For this assignment, we will be working on understanding the behaviors and characteristics of people who use a digital application. The product offers recommendations on nearby attractions, restaurants, and businesses based on the user’s location. This includes a free version for any user along with a subscription model that provides more customized recommendations for users who pay for the service.
With free installation on a mobile device, digital applications have a low barrier to entry. They also experience high rates of attrition, as users may not continue to log in. With this in mind, the company is interested in better understanding the early experience of users with the application. A time point of 30 days was selected as an important milestone. Which factors might impact whether new users remain active beyond 30 days? Who is likely to subscribe within 30 days?
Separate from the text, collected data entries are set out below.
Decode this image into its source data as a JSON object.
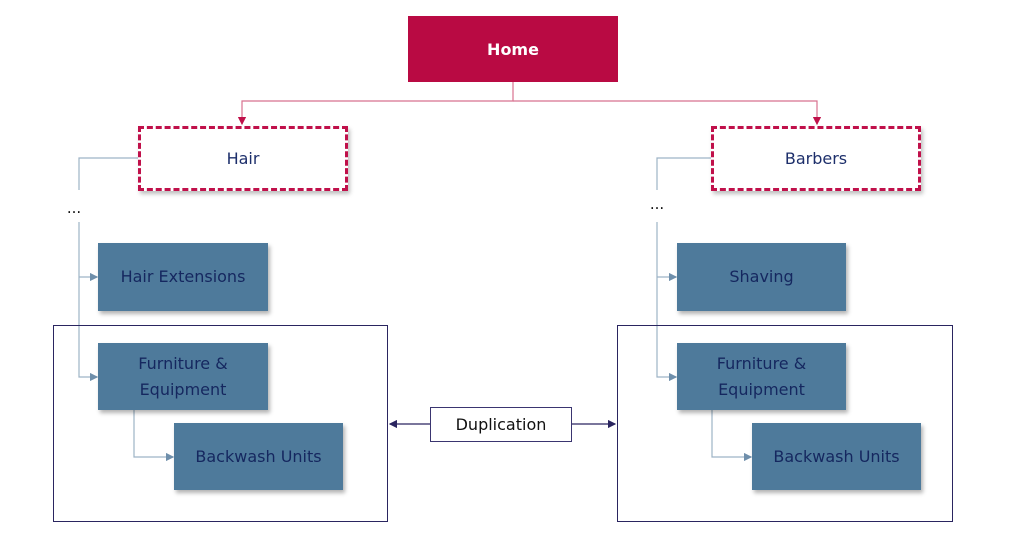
{
  "root": {
    "label": "Home"
  },
  "branches": [
    {
      "label": "Hair",
      "ellipsis": "...",
      "children": [
        "Hair Extensions",
        "Furniture & Equipment"
      ],
      "grandchild": "Backwash Units"
    },
    {
      "label": "Barbers",
      "ellipsis": "...",
      "children": [
        "Shaving",
        "Furniture & Equipment"
      ],
      "grandchild": "Backwash Units"
    }
  ],
  "duplication_label": "Duplication",
  "colors": {
    "root": "#b90a43",
    "category_border": "#c0104a",
    "subcategory": "#4e7a9b",
    "text": "#15275f"
  }
}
The company would benefit from analyzing the available data to understand the current trends.
Data
To begin to investigate these questions, the company has gathered some simple information about new users of the application. A simple random sample of users was taken by gathering information in the company’s database. The sample was limited only to users who first installed the application in the last 6 months, when a new version of the application was released. The sample was further limited to users who signed up and had enough time for the company to measure its key milestones. To ensure reasonable comparisons, the data were limited to users in Australia, Canada, United Kingdom, and the United States, which were deemed appropriately similar in terms of their linguistic and economic characteristics.
For each user, basic information (age group, gender, and country) was collected from the user’s profile. Then the following characteristics were measured:
- daily_sessions: This is the average number of sessions per day in the first 30 days for each user. One session consists of a period of active use as measured by the company’s database. Then the daily sessions for a user is the total number of sessions for the period divided by 30.
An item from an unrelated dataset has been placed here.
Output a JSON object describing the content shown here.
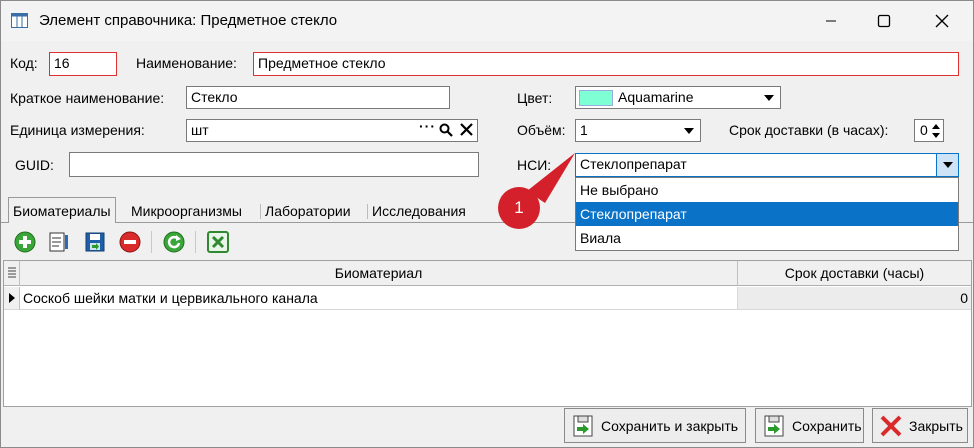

- subscribed_30: This measure (TRUE/FALSE) indicates whether the user paid for any subscription service within 30 days.
- active_30: This measures (TRUE/FALSE) whether the user remained active at 30 days. The company decided to measure this by identifying whether the user had at least one active session in the 7-day period after the first 30 days.
Instructions
Based upon the information above and the data provided, please answer the following questions. When numeric answers are requested, a few sentences of explanation should also be provided. Please show your code for any calculations performed.
Materials and Data
Templates
Data
Assessment
You will be assessed on the accuracy and thoughtfulness of your responses.
- Questions 1-20: 5 points apiece
Questions
- We are interested in the question of whether female users have higher rates of daily sessions than other users do. What kind of parameter should we select as our metric for each group?
- Use the data to estimate the values of your selected parameter for female users and for other users.
- Does there appear to be an observed difference between the groups? Without performing statistical tests, would you consider this difference to be meaningful for the business? Explain your answer.
- Which statistical test would be appropriate for testing the two groups for differences in their daily sessions according to your selected metric?
- How many samples are included in your selected statistical test?
- How many tails are considered in your selected statistical test?
- Perform your selected statistical test. Report a p-value for the results.
- How would you interpret this finding for the product’s managers of the digital application? Make sure to frame the result in terms that will be meaningful for their work.
- The product’s managers are also interested in the age groups that tend to use the product and how they vary by country. Create a table with the following characteristics:
- Each row represents an age group.
- Each column represents a country
- Each listed value shows the number of users of that age group within that country.
- Now convert the previous table of counts by age group and country into percentages. However, we want the percentages to be calculated separately within each country. Show the resulting table as percentages (ranging from 0 to 100) rounded to 1 decimal place.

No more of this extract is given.